The same official offered exacting data on payment timing: "are paid within the contractual time frame" and added that "year-to-date, more than 85% were made a couple of weeks before the due date, and 99.5% within the contractual timeframe." That defence, however, does not change the immediate effect of the freeze: invoices for work already delivered are on hold, and new engagements are not being signed until at least July.
The move in arabia saudita is the sharpest, most public retrenchment in a decade-long recruitment bonanza for global consultancy firms tied to the kingdom's Vision 2030 plan. A decade ago Mohammed bin Salman decreed Vision 2030 to diversify the economy, and consultancies profited from a stream of commissions to design and run multibillion-dollar projects. Last year the Public Investment Fund barred PwC from receiving new contracts for 12 months, an earlier signal that the appetite for outside advisers can be limited by governance or political decisions.
Examples of the scale of projects on which consultancies have worked are striking: plans once imagined a line stretching more than 100 miles across northwest Saudi Arabia; a project known as The Cube was set to cost an estimated $50bn; and sporting ventures such as the LIV Golf tour have consumed roughly $5bn so far. Four years before 2030, several major initiatives have been watered down, put on hold or recast as officials wrestle with competing fiscal priorities and weaker foreign investment than anticipated.
Analysts say the freeze looks like a familiar pattern of promise and pullback. Ellen R Wald, a regional analyst, said the move echoes previous episodes in which grand plans were announced and later scaled back or re‑phased; she described it as the same playbook used with earlier flagship projects such as The Line.

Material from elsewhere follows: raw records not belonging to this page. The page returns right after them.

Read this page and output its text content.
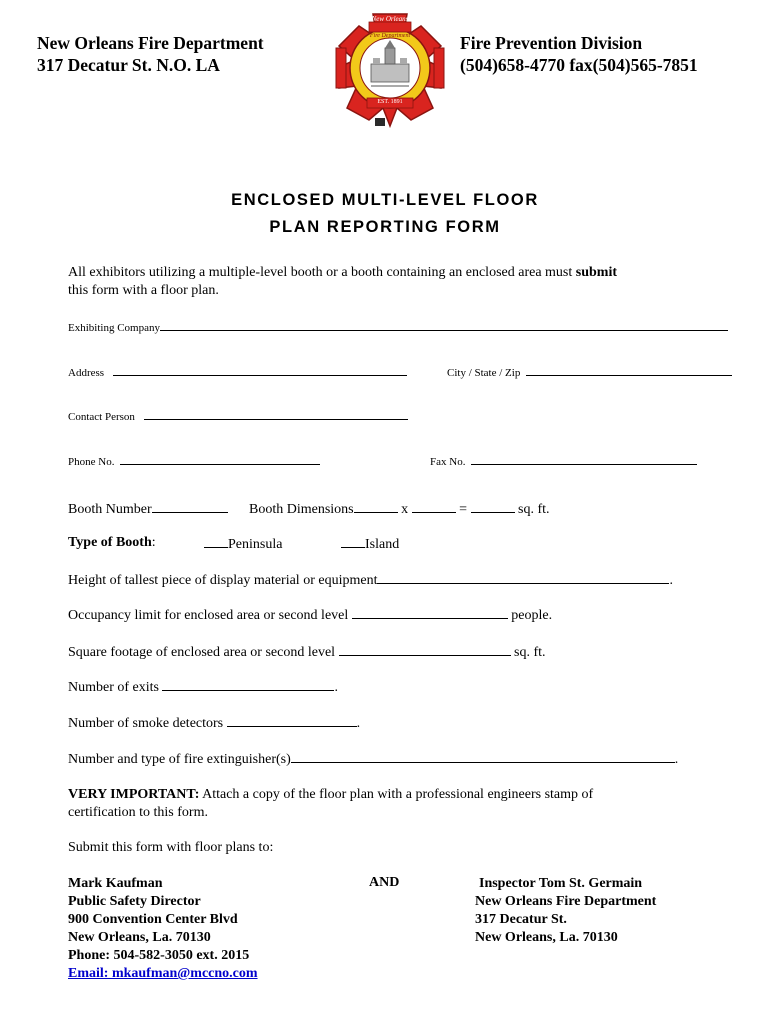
New Orleans Fire Department
317 Decatur St. N.O. LA
Fire Prevention Division
(504)658-4770 fax(504)565-7851
New Orleans
Fire Department
EST. 1891
ENCLOSED MULTI-LEVEL FLOOR
PLAN REPORTING FORM
All exhibitors utilizing a multiple-level booth or a booth containing an enclosed area must submit
this form with a floor plan.
Exhibiting Company
Address	City / State / Zip
Contact Person
Phone No.	Fax No.
Booth Number	Booth Dimensions	x	=	sq. ft.
Type of Booth:	Peninsula	Island
Height of tallest piece of display material or equipment	.
Occupancy limit for enclosed area or second level	people.
Square footage of enclosed area or second level	sq. ft.
Number of exits	.
Number of smoke detectors	.
Number and type of fire extinguisher(s)	.
VERY IMPORTANT: Attach a copy of the floor plan with a professional engineers stamp of
certification to this form.
Submit this form with floor plans to:
Mark Kaufman
Public Safety Director
900 Convention Center Blvd
New Orleans, La. 70130
Phone: 504-582-3050 ext. 2015
Email: mkaufman@mccno.com
AND	Inspector Tom St. Germain
New Orleans Fire Department
317 Decatur St.
New Orleans, La. 70130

The instruction exposes a tension between the finance ministry's claim that payments historically meet contractual timelines and the reality that the government is now suspending those same flows. Some consultants, trusting prior payment records and ongoing work needs, have continued to provide services without a guarantee of prompt settlement. At the same time, the government is seeking narrow exemptions for critical services, underlining that the freeze is not meant to paralyze every department.
The practical consequence is immediate: consultancy revenue streams tied to state projects have been interrupted just as Riyadh confronts a wider budget squeeze. For consulting firms that built practices around Vision 2030, the freeze will force reassessments of exposure to Saudi contracts and may slow the pace of new hires and project launches across the region.
This is not merely a short-term accounting move. By pausing payments on existing engagements and halting new assignments until July, Riyadh is signaling a re‑ordering of priorities that will reshape the market for advisers in the run-up to 2030. The most consequential question now is whether the pause will be a brief fiscal reset or the start of a permanent downgrading of ambitions that once promised near‑constant work for the world's top consulting firms.